Находясь в резерве при роте графа Аракчеева, я пожелал быть свидетелем первого момента главного торжества России, и рано поутру я, одевшись в форму, выехал верхом в Бонди, где была квартира государя. Я туда приехал в ту самую минуту, когда подъезжали кареты депутатов, присланных к государю с приветствием от города. Карет было семь или восемь, и в каждой сидело по два сановника; все они, как мне показалось, были в черных фраках, но имели шарфы через плечо. Они остановились, не доезжая дома, где жил государь, и вошли сперва в другой дом, ближайший к нему, но в скорости с непокрытыми головами пошли ко дворцу. Покои государя были в глубине двора, довольно обширного и отделявшегося от улицы сквозной решеткой. У ворот и у подъезда стояли часовые, а внутри двора – караул.
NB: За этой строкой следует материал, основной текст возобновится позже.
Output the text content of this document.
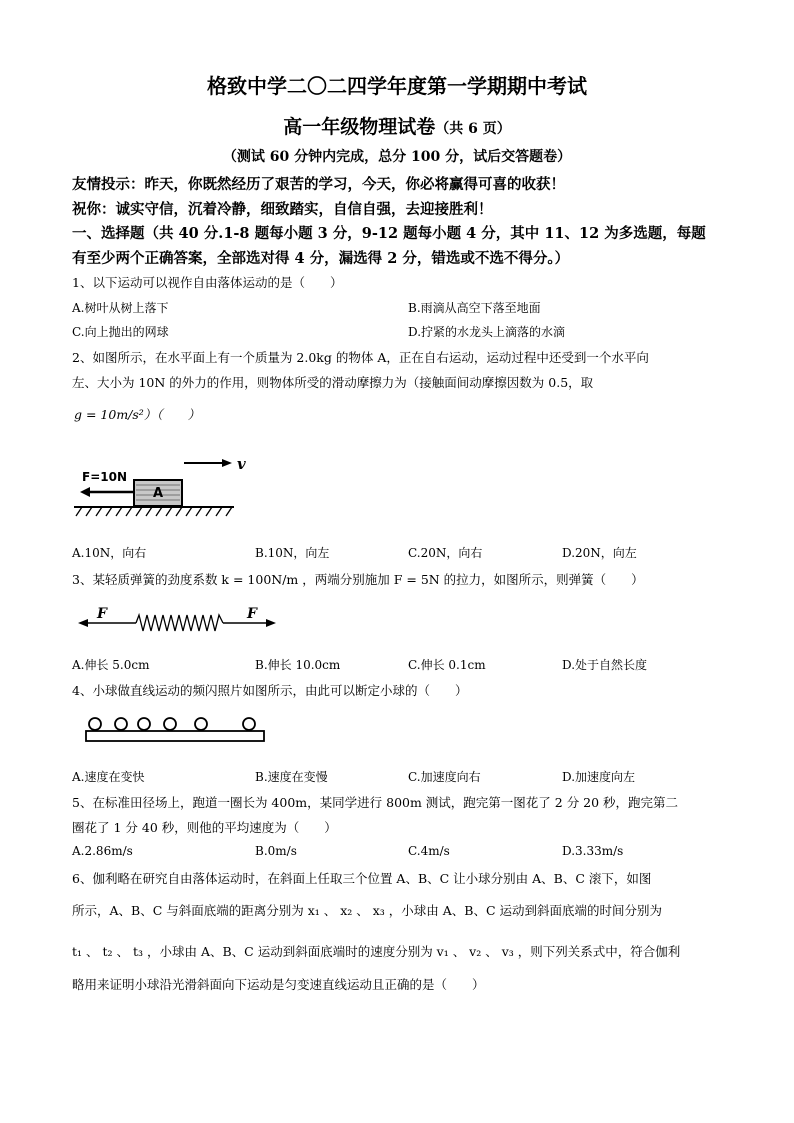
格致中学二〇二四学年度第一学期期中考试
高一年级物理试卷（共 6 页）
（测试 60 分钟内完成，总分 100 分，试后交答题卷）
友情投示：昨天，你既然经历了艰苦的学习，今天，你必将赢得可喜的收获！
祝你：诚实守信，沉着冷静，细致踏实，自信自强，去迎接胜利！
一、选择题（共 40 分.1-8 题每小题 3 分，9-12 题每小题 4 分，其中 11、12 为多选题，每题
有至少两个正确答案，全部选对得 4 分，漏选得 2 分，错选或不选不得分。）
1、以下运动可以视作自由落体运动的是（　　）
A.树叶从树上落下	B.雨滴从高空下落至地面
C.向上抛出的网球	D.拧紧的水龙头上滴落的水滴
2、如图所示，在水平面上有一个质量为 2.0kg 的物体 A，正在自右运动，运动过程中还受到一个水平向
左、大小为 10N 的外力的作用，则物体所受的滑动摩擦力为（接触面间动摩擦因数为 0.5，取
g = 10m/s²）（　　）
F=10N
A
v
A.10N，向右	B.10N，向左	C.20N，向右	D.20N，向左
3、某轻质弹簧的劲度系数 k = 100N/m ，两端分别施加 F = 5N 的拉力，如图所示，则弹簧（　　）
F	F
A.伸长 5.0cm	B.伸长 10.0cm	C.伸长 0.1cm	D.处于自然长度
4、小球做直线运动的频闪照片如图所示，由此可以断定小球的（　　）
A.速度在变快	B.速度在变慢	C.加速度向右	D.加速度向左
5、在标准田径场上，跑道一圈长为 400m，某同学进行 800m 测试，跑完第一图花了 2 分 20 秒，跑完第二
圈花了 1 分 40 秒，则他的平均速度为（　　）
A.2.86m/s	B.0m/s	C.4m/s	D.3.33m/s
6、伽利略在研究自由落体运动时，在斜面上任取三个位置 A、B、C 让小球分别由 A、B、C 滚下，如图
所示，A、B、C 与斜面底端的距离分别为 x₁ 、 x₂ 、 x₃ ，小球由 A、B、C 运动到斜面底端的时间分别为
t₁ 、 t₂ 、 t₃ ，小球由 A、B、C 运动到斜面底端时的速度分别为 v₁ 、 v₂ 、 v₃ ，则下列关系式中，符合伽利
略用来证明小球沿光滑斜面向下运动是匀变速直线运动且正确的是（　　）
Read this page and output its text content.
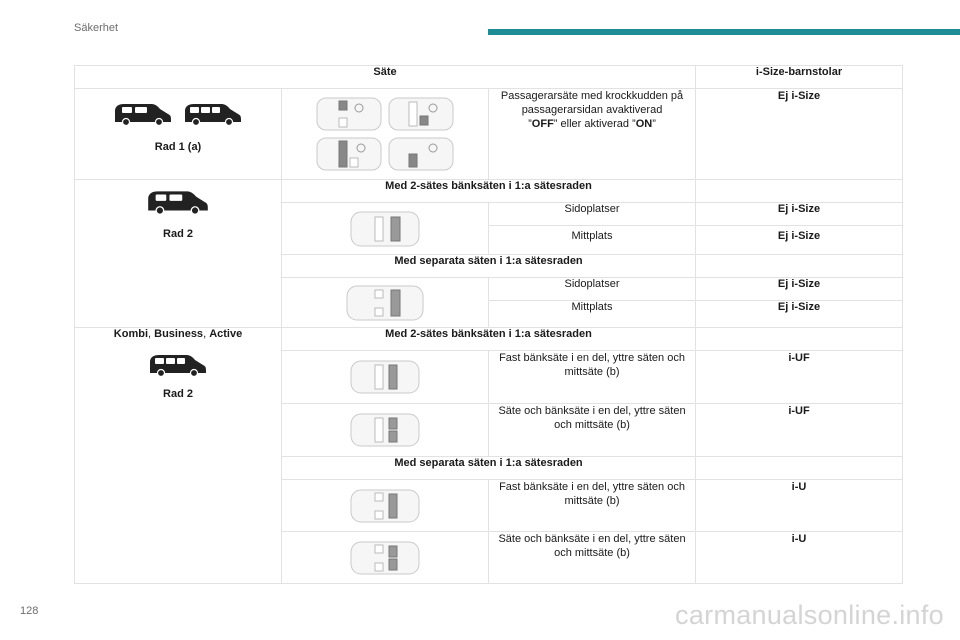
Säkerhet
Säte			i-Size-barnstolar

Rad 1 (a)		Passagerarsäte med krockkudden på passagerarsidan avaktiverad
”OFF” eller aktiverad ”ON”	Ej i-Size

Rad 2	Med 2-sätes bänksäten i 1:a sätesraden		

	Sidoplatser	Ej i-Size

		Mittplats	Ej i-Size

	Med separata säten i 1:a sätesraden		

	Sidoplatser	Ej i-Size
		Mittplats	Ej i-Size

Kombi, Business, Active
Rad 2	Med 2-sätes bänksäten i 1:a sätesraden		

	Fast bänksäte i en del, yttre säten och mittsäte (b)	i-UF

	Säte och bänksäte i en del, yttre säten och mittsäte (b)	i-UF
	Med separata säten i 1:a sätesraden		

	Fast bänksäte i en del, yttre säten och mittsäte (b)	i-U

	Säte och bänksäte i en del, yttre säten och mittsäte (b)	i-U
128	carmanualsonline.info
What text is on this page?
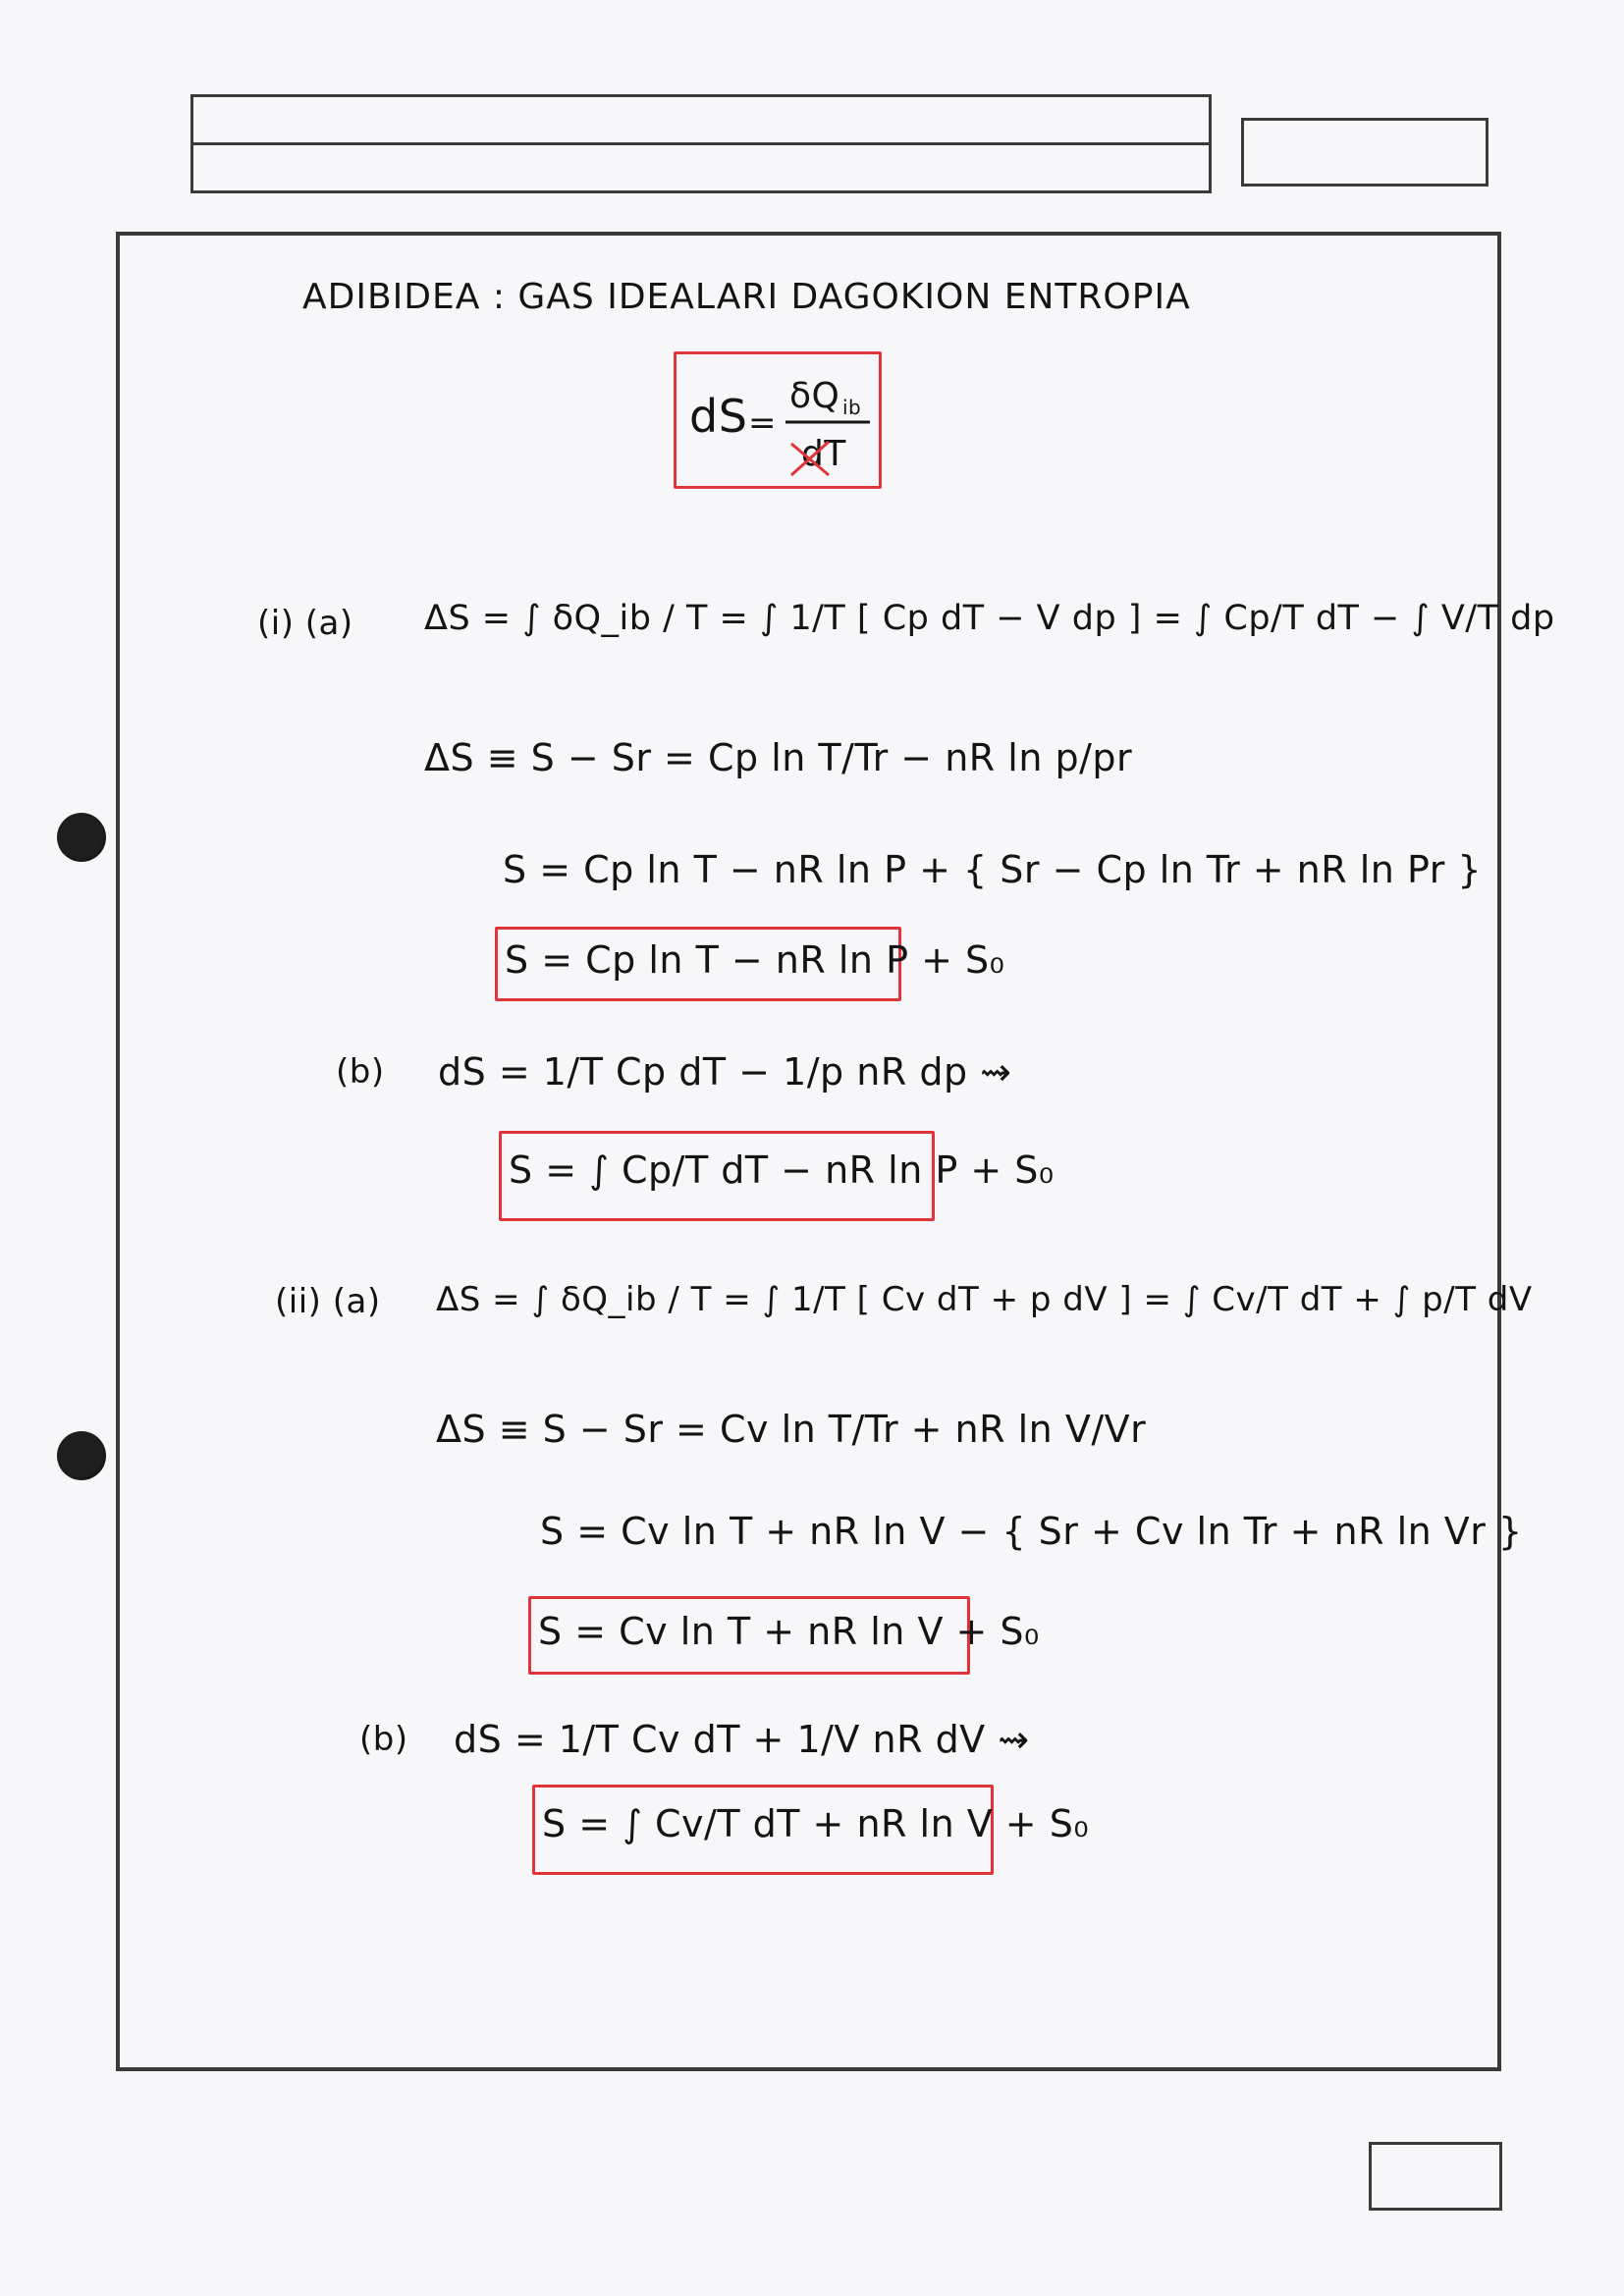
ADIBIDEA : GAS IDEALARI DAGOKION ENTROPIA
dS =
δQ ib
dT
(i) (a) ΔS = ∫ δQ_ib / T = ∫ 1/T [ Cp dT − V dp ] = ∫ Cp/T dT − ∫ V/T dp
ΔS ≡ S − Sr = Cp ln T/Tr − nR ln p/pr
S = Cp ln T − nR ln P + { Sr − Cp ln Tr + nR ln Pr }
S = Cp ln T − nR ln P + S₀
(b) dS = 1/T Cp dT − 1/p nR dp ⇝
S = ∫ Cp/T dT − nR ln P + S₀
(ii) (a) ΔS = ∫ δQ_ib / T = ∫ 1/T [ Cv dT + p dV ] = ∫ Cv/T dT + ∫ p/T dV
ΔS ≡ S − Sr = Cv ln T/Tr + nR ln V/Vr
S = Cv ln T + nR ln V − { Sr + Cv ln Tr + nR ln Vr }
S = Cv ln T + nR ln V + S₀
(b) dS = 1/T Cv dT + 1/V nR dV ⇝
S = ∫ Cv/T dT + nR ln V + S₀
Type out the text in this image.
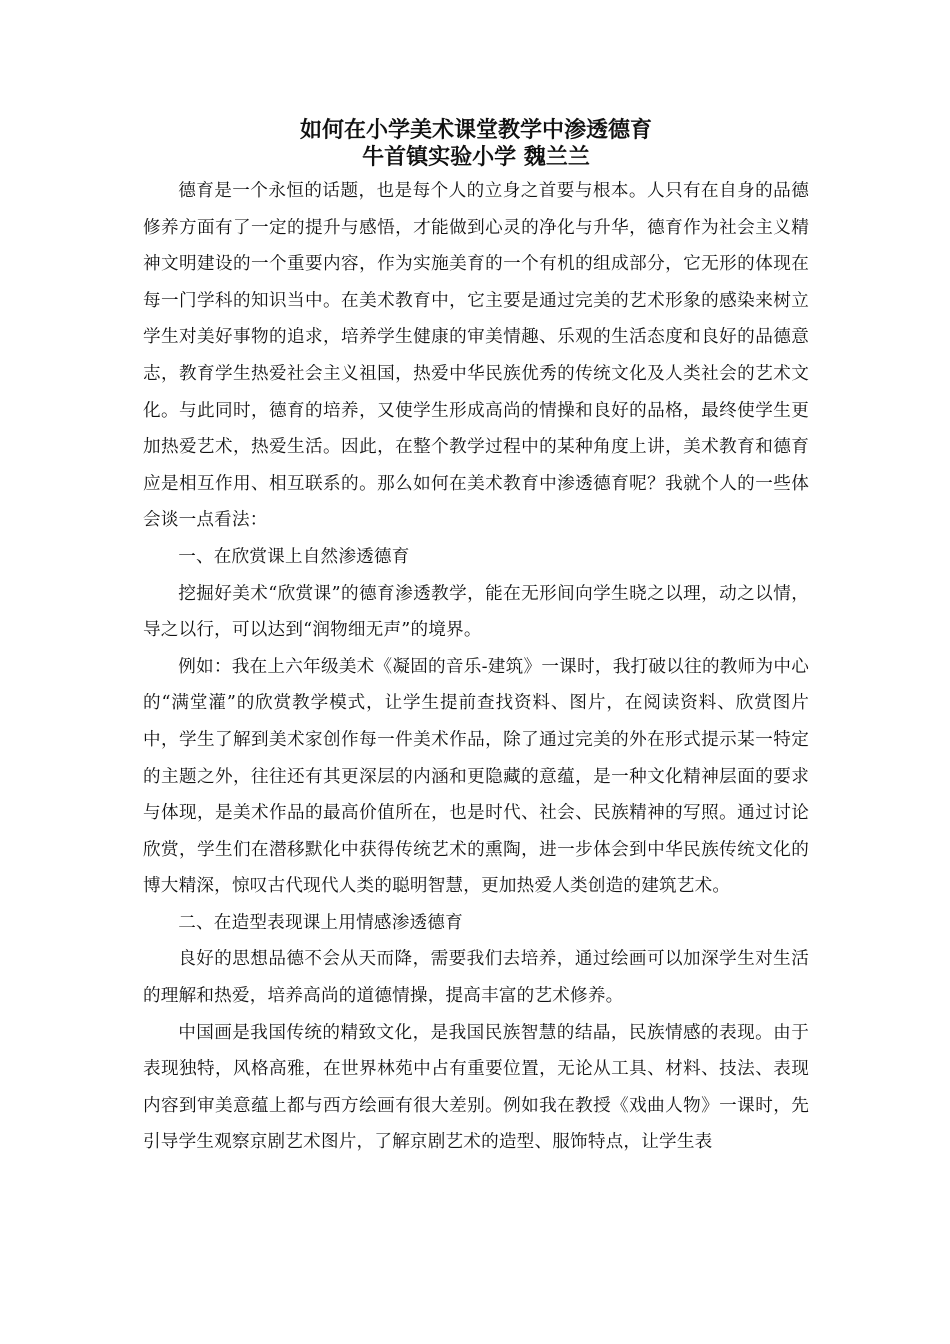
如何在小学美术课堂教学中渗透德育
牛首镇实验小学 魏兰兰

德育是一个永恒的话题，也是每个人的立身之首要与根本。人只有在自身的品德修养方面有了一定的提升与感悟，才能做到心灵的净化与升华，德育作为社会主义精神文明建设的一个重要内容，作为实施美育的一个有机的组成部分，它无形的体现在每一门学科的知识当中。在美术教育中，它主要是通过完美的艺术形象的感染来树立学生对美好事物的追求，培养学生健康的审美情趣、乐观的生活态度和良好的品德意志，教育学生热爱社会主义祖国，热爱中华民族优秀的传统文化及人类社会的艺术文化。与此同时，德育的培养，又使学生形成高尚的情操和良好的品格，最终使学生更加热爱艺术，热爱生活。因此，在整个教学过程中的某种角度上讲，美术教育和德育应是相互作用、相互联系的。那么如何在美术教育中渗透德育呢？我就个人的一些体会谈一点看法：

一、在欣赏课上自然渗透德育

挖掘好美术“欣赏课”的德育渗透教学，能在无形间向学生晓之以理，动之以情，导之以行，可以达到“润物细无声”的境界。

例如：我在上六年级美术《凝固的音乐-建筑》一课时，我打破以往的教师为中心的“满堂灌”的欣赏教学模式，让学生提前查找资料、图片，在阅读资料、欣赏图片中，学生了解到美术家创作每一件美术作品，除了通过完美的外在形式提示某一特定的主题之外，往往还有其更深层的内涵和更隐藏的意蕴，是一种文化精神层面的要求与体现，是美术作品的最高价值所在，也是时代、社会、民族精神的写照。通过讨论欣赏，学生们在潜移默化中获得传统艺术的熏陶，进一步体会到中华民族传统文化的博大精深，惊叹古代现代人类的聪明智慧，更加热爱人类创造的建筑艺术。

二、在造型表现课上用情感渗透德育

良好的思想品德不会从天而降，需要我们去培养，通过绘画可以加深学生对生活的理解和热爱，培养高尚的道德情操，提高丰富的艺术修养。

中国画是我国传统的精致文化，是我国民族智慧的结晶，民族情感的表现。由于表现独特，风格高雅，在世界林苑中占有重要位置，无论从工具、材料、技法、表现内容到审美意蕴上都与西方绘画有很大差别。例如我在教授《戏曲人物》一课时，先引导学生观察京剧艺术图片，了解京剧艺术的造型、服饰特点，让学生表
Когда депутаты были допущены к государю, примчался на серой лошади, в шитом мундире какой-то генерал в сопровождении двух казаков, двух французских трубачей и двух ливрейных лакеев. Мы, стоявшие здесь зрителями, с любопытством начали расспрашивать друг друга: кто это? И нам кто-то из генералов сказал, что это герцог Коленкур.[274] Подъехав к воротам, он соскочил с лошади, вошел один во двор, снял шляпу и скорыми шагами пошел ко дворцу. Но на подъезде часовые скрестили ружья, загородили ему вход, и Коленур стал расхаживать взад и вперед подле крыльца. Немного погодя вышел князь Волконский и вступил с ним в довольно продолжительный разговор. Пока они разговаривали, Коленкур все стоял без шляпы. Депутаты вышли из дворца и мерными шагами отправились прямо к каретам своим. Заметно было, что они все были взволнованны, а некоторые из них платками утирали слезы. Князь Волконский вошел во дворец, тогда Коленкур остановился внизу у крыльца, против двери, и все внимание его обратилось на выход из дворца. Государь появился. Коленкур униженно, почти до земли, преклонил голову. Подойдя к нему, государь с видимым умилением приготовился его слушать, но потом вдруг быстро повернулся назад и опять вошел во дворец. Видимо было, что Коленкур этого не ожидал и едва мог придти в себя; потом, порывисто надев на себя шляпу, большими шагами пустился со двора, вскочил на лошадь и во весь дух помчался к Парижу мимо войск, стоявших уже по дороге для вступления. Эго было сделано с такой поспешностью, что два ливрейных лакея едва его догнали, а казаки и трубачи отстали от него.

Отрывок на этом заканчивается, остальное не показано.